How It Works

Binge-eating mice reveal behavioural clues to obesity

According to a recent study from the Centre for Genomic Regulation (CRG), mice fed on at high fat chocolate-based diet demonstrated abnormal feeding behaviours and eating patterns.

Obesity is a growing problem in many different countries. According to the World Health Organisation, in 2016, more than 1.9 billion adults, 18 years and older, were overweight, 650 million of those were obese.

Scientists investigated the eating behaviour of mice when offered a chocolate –based diet or chocolate snacks offered with regular lab chow. The team found that mice slowly showed signs of binge-eating and addictive behaviour. For example it was observed that mice would consume as much chocolate for just one hour, as they would over a whole day if it was continually available. Mice would also wait for chocolate, ignoring the their standard food. The team also found that animals on the chocolate diet were more likely to eat during the daytime, surprising, as mice are usually nocturnal and feed at night. They ate shorter more frequent ‘snacks’ rather than larger, longer-spaced meals.

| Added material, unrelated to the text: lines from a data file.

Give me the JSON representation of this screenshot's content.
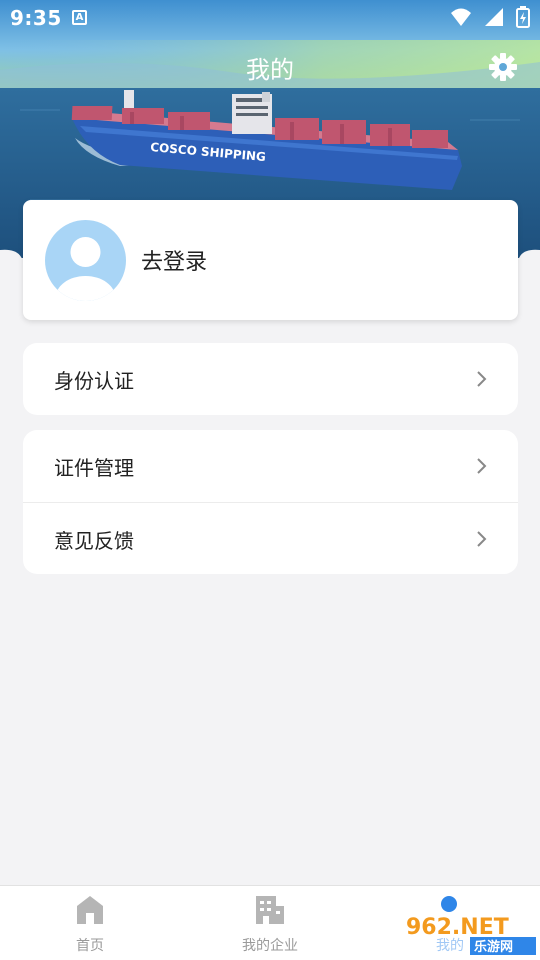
{
  "status_bar": {
    "time": "9:35",
    "notification_glyph": "A",
    "icons": [
      "wifi-icon",
      "cell-signal-icon",
      "battery-charging-icon"
    ]
  },
  "header": {
    "title": "我的",
    "settings_icon": "gear-icon",
    "banner_ship_text": "COSCO SHIPPING"
  },
  "profile": {
    "login_label": "去登录",
    "avatar_icon": "default-avatar-icon"
  },
  "menu_groups": [
    {
      "items": [
        {
          "label": "身份认证"
        }
      ]
    },
    {
      "items": [
        {
          "label": "证件管理"
        },
        {
          "label": "意见反馈"
        }
      ]
    }
  ],
  "bottom_nav": {
    "items": [
      {
        "label": "首页",
        "icon": "home-icon",
        "active": false
      },
      {
        "label": "我的企业",
        "icon": "building-icon",
        "active": false
      },
      {
        "label": "我的",
        "icon": "person-icon",
        "active": true
      }
    ]
  },
  "watermark": {
    "brand": "962.NET",
    "sub": "乐游网"
  },
  "colors": {
    "accent": "#2f86e8",
    "page_bg": "#f3f3f5",
    "avatar_bg": "#a9d5f6",
    "ship_deck": "#c0566f",
    "ship_hull": "#2d5fb8"
  }
}
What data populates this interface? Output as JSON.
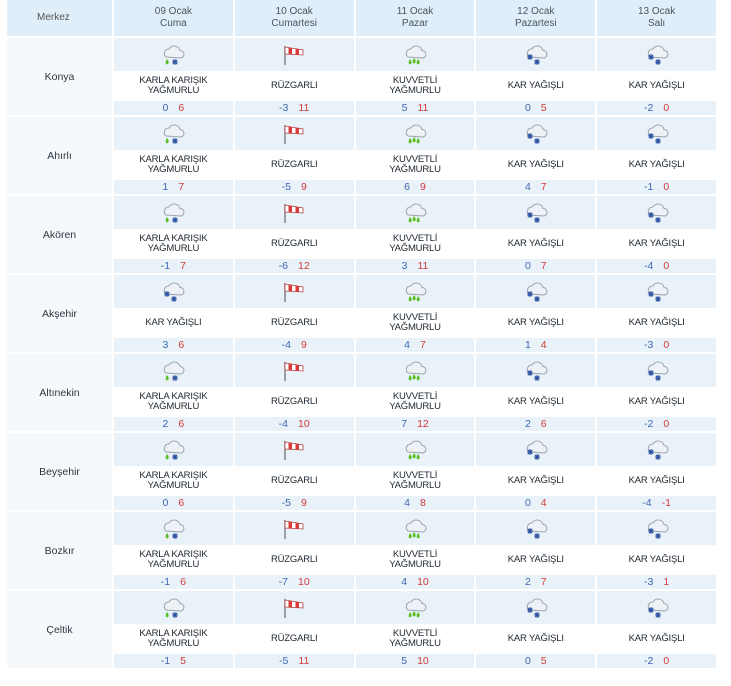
{
  "header": {
    "merkez_label": "Merkez",
    "days": [
      {
        "date": "09 Ocak",
        "weekday": "Cuma"
      },
      {
        "date": "10 Ocak",
        "weekday": "Cumartesi"
      },
      {
        "date": "11 Ocak",
        "weekday": "Pazar"
      },
      {
        "date": "12 Ocak",
        "weekday": "Pazartesi"
      },
      {
        "date": "13 Ocak",
        "weekday": "Salı"
      }
    ]
  },
  "colors": {
    "header_bg": "#dfeef8",
    "row_bg": "#e9f2f9",
    "min_temp": "#3d67b0",
    "max_temp": "#d23a3a",
    "rain_green": "#5cbf2a",
    "snow_blue": "#2a4fa0",
    "windsock_red": "#d93a3a"
  },
  "cities": [
    {
      "name": "Konya",
      "days": [
        {
          "icon": "sleet-icon",
          "label": "KARLA KARIŞIK YAĞMURLU",
          "min": "0",
          "max": "6"
        },
        {
          "icon": "windsock-icon",
          "label": "RÜZGARLI",
          "min": "-3",
          "max": "11"
        },
        {
          "icon": "heavy-rain-icon",
          "label": "KUVVETLİ YAĞMURLU",
          "min": "5",
          "max": "11"
        },
        {
          "icon": "snow-icon",
          "label": "KAR YAĞIŞLI",
          "min": "0",
          "max": "5"
        },
        {
          "icon": "snow-icon",
          "label": "KAR YAĞIŞLI",
          "min": "-2",
          "max": "0"
        }
      ]
    },
    {
      "name": "Ahırlı",
      "days": [
        {
          "icon": "sleet-icon",
          "label": "KARLA KARIŞIK YAĞMURLU",
          "min": "1",
          "max": "7"
        },
        {
          "icon": "windsock-icon",
          "label": "RÜZGARLI",
          "min": "-5",
          "max": "9"
        },
        {
          "icon": "heavy-rain-icon",
          "label": "KUVVETLİ YAĞMURLU",
          "min": "6",
          "max": "9"
        },
        {
          "icon": "snow-icon",
          "label": "KAR YAĞIŞLI",
          "min": "4",
          "max": "7"
        },
        {
          "icon": "snow-icon",
          "label": "KAR YAĞIŞLI",
          "min": "-1",
          "max": "0"
        }
      ]
    },
    {
      "name": "Akören",
      "days": [
        {
          "icon": "sleet-icon",
          "label": "KARLA KARIŞIK YAĞMURLU",
          "min": "-1",
          "max": "7"
        },
        {
          "icon": "windsock-icon",
          "label": "RÜZGARLI",
          "min": "-6",
          "max": "12"
        },
        {
          "icon": "heavy-rain-icon",
          "label": "KUVVETLİ YAĞMURLU",
          "min": "3",
          "max": "11"
        },
        {
          "icon": "snow-icon",
          "label": "KAR YAĞIŞLI",
          "min": "0",
          "max": "7"
        },
        {
          "icon": "snow-icon",
          "label": "KAR YAĞIŞLI",
          "min": "-4",
          "max": "0"
        }
      ]
    },
    {
      "name": "Akşehir",
      "days": [
        {
          "icon": "snow-icon",
          "label": "KAR YAĞIŞLI",
          "min": "3",
          "max": "6"
        },
        {
          "icon": "windsock-icon",
          "label": "RÜZGARLI",
          "min": "-4",
          "max": "9"
        },
        {
          "icon": "heavy-rain-icon",
          "label": "KUVVETLİ YAĞMURLU",
          "min": "4",
          "max": "7"
        },
        {
          "icon": "snow-icon",
          "label": "KAR YAĞIŞLI",
          "min": "1",
          "max": "4"
        },
        {
          "icon": "snow-icon",
          "label": "KAR YAĞIŞLI",
          "min": "-3",
          "max": "0"
        }
      ]
    },
    {
      "name": "Altınekin",
      "days": [
        {
          "icon": "sleet-icon",
          "label": "KARLA KARIŞIK YAĞMURLU",
          "min": "2",
          "max": "6"
        },
        {
          "icon": "windsock-icon",
          "label": "RÜZGARLI",
          "min": "-4",
          "max": "10"
        },
        {
          "icon": "heavy-rain-icon",
          "label": "KUVVETLİ YAĞMURLU",
          "min": "7",
          "max": "12"
        },
        {
          "icon": "snow-icon",
          "label": "KAR YAĞIŞLI",
          "min": "2",
          "max": "6"
        },
        {
          "icon": "snow-icon",
          "label": "KAR YAĞIŞLI",
          "min": "-2",
          "max": "0"
        }
      ]
    },
    {
      "name": "Beyşehir",
      "days": [
        {
          "icon": "sleet-icon",
          "label": "KARLA KARIŞIK YAĞMURLU",
          "min": "0",
          "max": "6"
        },
        {
          "icon": "windsock-icon",
          "label": "RÜZGARLI",
          "min": "-5",
          "max": "9"
        },
        {
          "icon": "heavy-rain-icon",
          "label": "KUVVETLİ YAĞMURLU",
          "min": "4",
          "max": "8"
        },
        {
          "icon": "snow-icon",
          "label": "KAR YAĞIŞLI",
          "min": "0",
          "max": "4"
        },
        {
          "icon": "snow-icon",
          "label": "KAR YAĞIŞLI",
          "min": "-4",
          "max": "-1"
        }
      ]
    },
    {
      "name": "Bozkır",
      "days": [
        {
          "icon": "sleet-icon",
          "label": "KARLA KARIŞIK YAĞMURLU",
          "min": "-1",
          "max": "6"
        },
        {
          "icon": "windsock-icon",
          "label": "RÜZGARLI",
          "min": "-7",
          "max": "10"
        },
        {
          "icon": "heavy-rain-icon",
          "label": "KUVVETLİ YAĞMURLU",
          "min": "4",
          "max": "10"
        },
        {
          "icon": "snow-icon",
          "label": "KAR YAĞIŞLI",
          "min": "2",
          "max": "7"
        },
        {
          "icon": "snow-icon",
          "label": "KAR YAĞIŞLI",
          "min": "-3",
          "max": "1"
        }
      ]
    },
    {
      "name": "Çeltik",
      "days": [
        {
          "icon": "sleet-icon",
          "label": "KARLA KARIŞIK YAĞMURLU",
          "min": "-1",
          "max": "5"
        },
        {
          "icon": "windsock-icon",
          "label": "RÜZGARLI",
          "min": "-5",
          "max": "11"
        },
        {
          "icon": "heavy-rain-icon",
          "label": "KUVVETLİ YAĞMURLU",
          "min": "5",
          "max": "10"
        },
        {
          "icon": "snow-icon",
          "label": "KAR YAĞIŞLI",
          "min": "0",
          "max": "5"
        },
        {
          "icon": "snow-icon",
          "label": "KAR YAĞIŞLI",
          "min": "-2",
          "max": "0"
        }
      ]
    }
  ]
}
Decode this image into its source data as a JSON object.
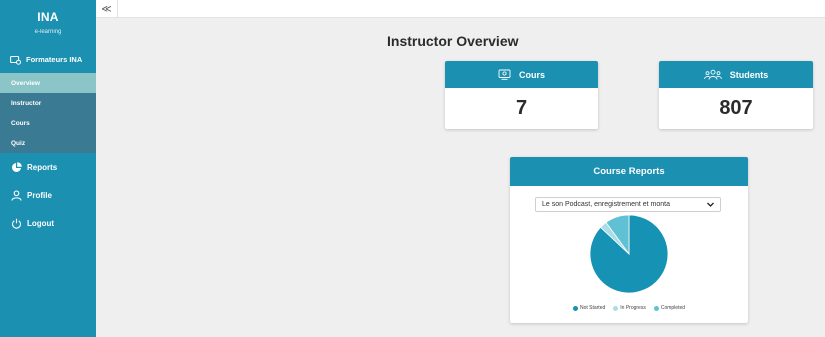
{
  "brand": {
    "title": "INA",
    "subtitle": "e-learning"
  },
  "sidebar": {
    "section_label": "Formateurs INA",
    "sub_items": [
      {
        "label": "Overview",
        "active": true
      },
      {
        "label": "Instructor",
        "active": false
      },
      {
        "label": "Cours",
        "active": false
      },
      {
        "label": "Quiz",
        "active": false
      }
    ],
    "items": [
      {
        "label": "Reports",
        "icon": "pie-chart-icon"
      },
      {
        "label": "Profile",
        "icon": "user-icon"
      },
      {
        "label": "Logout",
        "icon": "power-icon"
      }
    ]
  },
  "topbar": {
    "collapse_glyph": "≪"
  },
  "page": {
    "title": "Instructor Overview"
  },
  "stats": {
    "cours": {
      "label": "Cours",
      "value": "7",
      "icon": "courses-icon"
    },
    "students": {
      "label": "Students",
      "value": "807",
      "icon": "students-icon"
    }
  },
  "reports": {
    "title": "Course Reports",
    "selected_course": "Le son Podcast, enregistrement et monta",
    "legend": [
      {
        "label": "Not Started",
        "color": "#1592b4"
      },
      {
        "label": "In Progress",
        "color": "#a9dde8"
      },
      {
        "label": "Completed",
        "color": "#5fc1d3"
      }
    ]
  },
  "chart_data": {
    "type": "pie",
    "categories": [
      "Not Started",
      "In Progress",
      "Completed"
    ],
    "values": [
      87,
      3,
      10
    ],
    "colors": [
      "#1592b4",
      "#a9dde8",
      "#5fc1d3"
    ]
  },
  "colors": {
    "accent": "#1b90b1",
    "submenu": "#3a7a92",
    "active": "#8cc5c8"
  }
}
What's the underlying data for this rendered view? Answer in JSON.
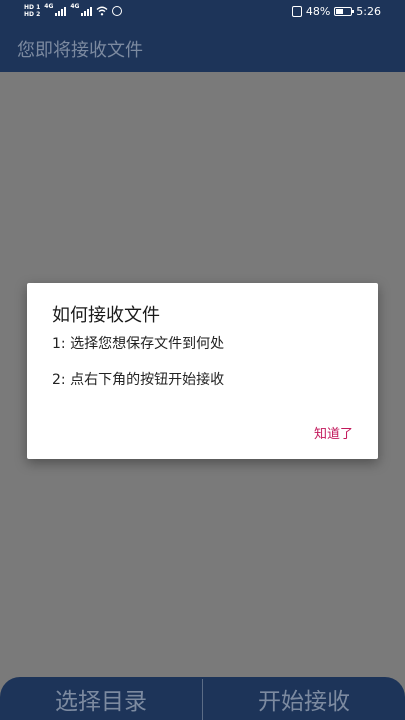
{
  "status_bar": {
    "sim1_label": "HD 1",
    "sim2_label": "HD 2",
    "network_label_1": "4G",
    "network_label_2": "4G",
    "battery_percent": "48%",
    "battery_level": 0.48,
    "time": "5:26"
  },
  "app_bar": {
    "title": "您即将接收文件"
  },
  "dialog": {
    "title": "如何接收文件",
    "line1": "1: 选择您想保存文件到何处",
    "line2": "2: 点右下角的按钮开始接收",
    "ok_label": "知道了",
    "accent_color": "#c2185b"
  },
  "bottom_bar": {
    "select_dir_label": "选择目录",
    "start_receive_label": "开始接收"
  },
  "colors": {
    "primary": "#1d3459",
    "scrim": "#7a7a7a"
  }
}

“Obesity is not just a metabolic disease – it is a behavioural issue. People who are overweight or obese are usually told to eat less and move more, but this is too simplistic”, says Mara Dierssen, group leader of the Cellular and Systems Neurobiology laboratory at CRG.”We need to focus on preventing obesity, and this study shows us that understanding and modifying behaviour could be the key”, Dierssen adds.